Luminous Flux

  • Category

    Curatorial Projects

  • Year


  • Type

    Solo Exhibition

  • Artist

    Andreas Kindler von Knobloch

  • Location

    Oonagh Young Gallery, Dublin, IE.

  • Role


Luminous Flux is a project by Andreas Kindler von Knobloch in which the two divergent aspects of his practice—one informed by personal introspection, the other by radical collective action—are cohesively aligned. In photometry (the science of measuring light), luminous flux is a measure of the perceived power of light, evaluated according to its ability to produce a visual sensation and based on the sensitivity of the human eye.

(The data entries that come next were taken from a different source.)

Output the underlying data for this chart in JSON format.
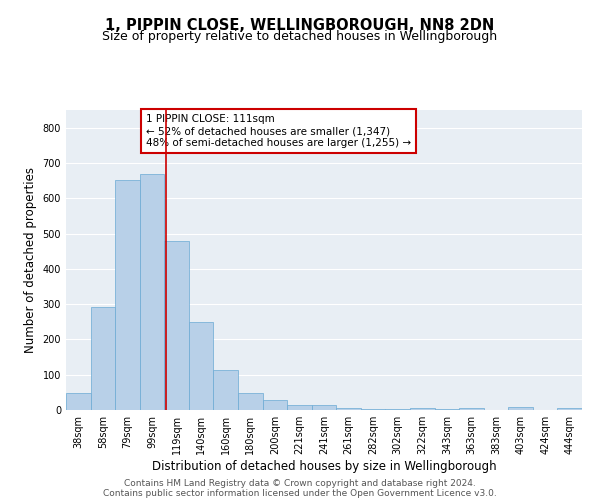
{
  "title": "1, PIPPIN CLOSE, WELLINGBOROUGH, NN8 2DN",
  "subtitle": "Size of property relative to detached houses in Wellingborough",
  "xlabel": "Distribution of detached houses by size in Wellingborough",
  "ylabel": "Number of detached properties",
  "categories": [
    "38sqm",
    "58sqm",
    "79sqm",
    "99sqm",
    "119sqm",
    "140sqm",
    "160sqm",
    "180sqm",
    "200sqm",
    "221sqm",
    "241sqm",
    "261sqm",
    "282sqm",
    "302sqm",
    "322sqm",
    "343sqm",
    "363sqm",
    "383sqm",
    "403sqm",
    "424sqm",
    "444sqm"
  ],
  "values": [
    48,
    292,
    653,
    668,
    478,
    250,
    113,
    48,
    28,
    15,
    14,
    5,
    4,
    2,
    6,
    3,
    5,
    0,
    8,
    0,
    7
  ],
  "bar_color": "#b8d0e8",
  "bar_edge_color": "#6aaad4",
  "vline_x_index": 3.55,
  "vline_color": "#cc0000",
  "annotation_title": "1 PIPPIN CLOSE: 111sqm",
  "annotation_line2": "← 52% of detached houses are smaller (1,347)",
  "annotation_line3": "48% of semi-detached houses are larger (1,255) →",
  "annotation_box_color": "#cc0000",
  "ylim": [
    0,
    850
  ],
  "yticks": [
    0,
    100,
    200,
    300,
    400,
    500,
    600,
    700,
    800
  ],
  "footer_line1": "Contains HM Land Registry data © Crown copyright and database right 2024.",
  "footer_line2": "Contains public sector information licensed under the Open Government Licence v3.0.",
  "bg_color": "#ffffff",
  "plot_bg_color": "#e8eef4",
  "grid_color": "#ffffff",
  "title_fontsize": 10.5,
  "subtitle_fontsize": 9,
  "axis_label_fontsize": 8.5,
  "tick_fontsize": 7,
  "annotation_fontsize": 7.5,
  "footer_fontsize": 6.5
}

It is represented symbolically by the Greek letter phi, or ?. Here luminous flux embodies a human-centred understanding of the radiant power of change.

At the core of the exhibition is a structure erected to facilitate an immersive sensory experience. This deftly-engineered yet DIY enclosure surrounds a stroboscopic mechanism similar to that used in the Dreamachine, a kinetic device invented in 1961 by the artist Brion Gysin and technician Ian Sommerville. Described by its inventors as “the first art object to be seen with the eyes closed”, the Dreamachine altered alpha-wave activity in the human brain as a means of inciting psychedelic visual phenomenon. While the countercultural context from which this device emerged is of interest to Kindler von Knobloch, his main concern lies in the idea that external projections of light can generate inner visions within the viewer. Ultimately this emphasises how perceived stimulus from the physical world may have an unexpected impact upon the mental realm.

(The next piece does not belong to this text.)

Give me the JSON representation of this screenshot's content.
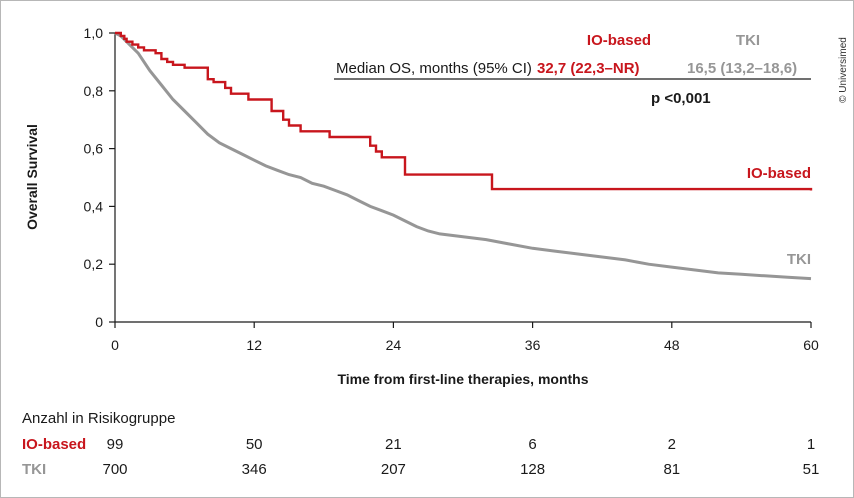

Alongside this sculptural installation and experience in perception is Dorje deBurgh’s photographic documentation of an action that took place in the days preceding the exhibition opening. For this action, Kindler von Knobloch gathered a group of people together with the purpose of overturning a car using only their combined bodily strength. This occurrence was not conceived in an attempt to revive the destructive rhetoric of the 20th century avant-garde, nor was it intended as some sort of gesture meant to propagate quasi-activist ideals. Instead, Carturn was instigated as a symbolic ritual—one in which the cathartic potential of collective human force is emphasised through destruction.

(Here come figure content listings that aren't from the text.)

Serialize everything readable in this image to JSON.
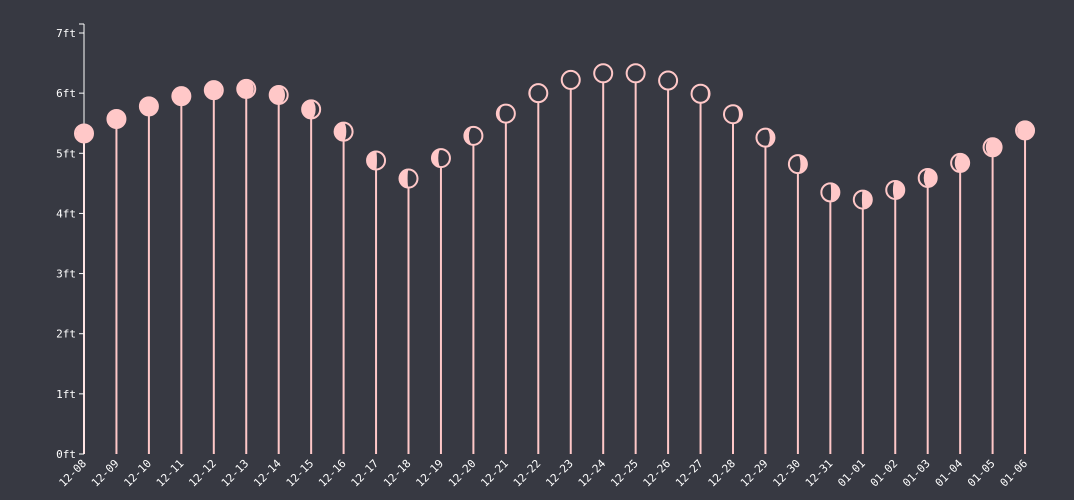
{
  "chart_data": {
    "type": "lollipop",
    "categories": [
      "12-08",
      "12-09",
      "12-10",
      "12-11",
      "12-12",
      "12-13",
      "12-14",
      "12-15",
      "12-16",
      "12-17",
      "12-18",
      "12-19",
      "12-20",
      "12-21",
      "12-22",
      "12-23",
      "12-24",
      "12-25",
      "12-26",
      "12-27",
      "12-28",
      "12-29",
      "12-30",
      "12-31",
      "01-01",
      "01-02",
      "01-03",
      "01-04",
      "01-05",
      "01-06"
    ],
    "values": [
      5.33,
      5.57,
      5.78,
      5.95,
      6.05,
      6.07,
      5.97,
      5.73,
      5.36,
      4.88,
      4.58,
      4.92,
      5.29,
      5.66,
      6.0,
      6.22,
      6.33,
      6.33,
      6.21,
      5.99,
      5.65,
      5.26,
      4.82,
      4.35,
      4.23,
      4.39,
      4.59,
      4.84,
      5.1,
      5.38
    ],
    "moon_illumination": [
      0.95,
      0.99,
      1.0,
      0.98,
      0.95,
      0.92,
      0.85,
      0.75,
      0.65,
      0.55,
      0.45,
      0.35,
      0.25,
      0.15,
      0.07,
      0.02,
      0.0,
      0.01,
      0.04,
      0.09,
      0.17,
      0.26,
      0.36,
      0.46,
      0.55,
      0.63,
      0.72,
      0.8,
      0.88,
      0.94
    ],
    "waxing": [
      true,
      true,
      false,
      false,
      false,
      false,
      false,
      false,
      false,
      false,
      false,
      false,
      false,
      false,
      false,
      false,
      false,
      true,
      true,
      true,
      true,
      true,
      true,
      true,
      true,
      true,
      true,
      true,
      true,
      true
    ],
    "y_ticks": [
      "0ft",
      "1ft",
      "2ft",
      "3ft",
      "4ft",
      "5ft",
      "6ft",
      "7ft"
    ],
    "ylim": [
      0,
      7
    ],
    "title": "",
    "xlabel": "",
    "ylabel": "",
    "grid": false,
    "colors": {
      "background": "#373942",
      "mark": "#ffc8c8",
      "axis": "#ffffff",
      "text": "#ffffff"
    }
  }
}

On the surface, the two elements of this exhibition might seem somewhat paradoxical. The documentation captures an exercise demonstrating the communal power of the participants to alter the condition of the external world. This contrasts with the passivity demanded of visitors to the gallery, whose participation seems to entail merely stepping into the alcove, sitting down and shutting their eyes. But this passivity does not reflect their mental state, as the light radiating from the revolving mechanism stimulates the optical nerve even through the eyelids, altering the electrical oscillations of their brain waves. The unlikely coupling of these facets underscores the idea that invisible, even immaterial energies are often just as powerful as physical actions—if not more so. Indeed, each possesses a capacity to incite change that is very real. Perhaps this juxtaposition can ignite a sense of possibility—something all but dismissed in a secular age—that a collective unconscious lies within our reach, and the power of communal thought may act as a catalyst for change.

The video footage included in this exhibition will be screened for one night only in another location just minutes from the gallery. A guide will bring people to the venue every half hour with screenings from 18.00 to 22.00.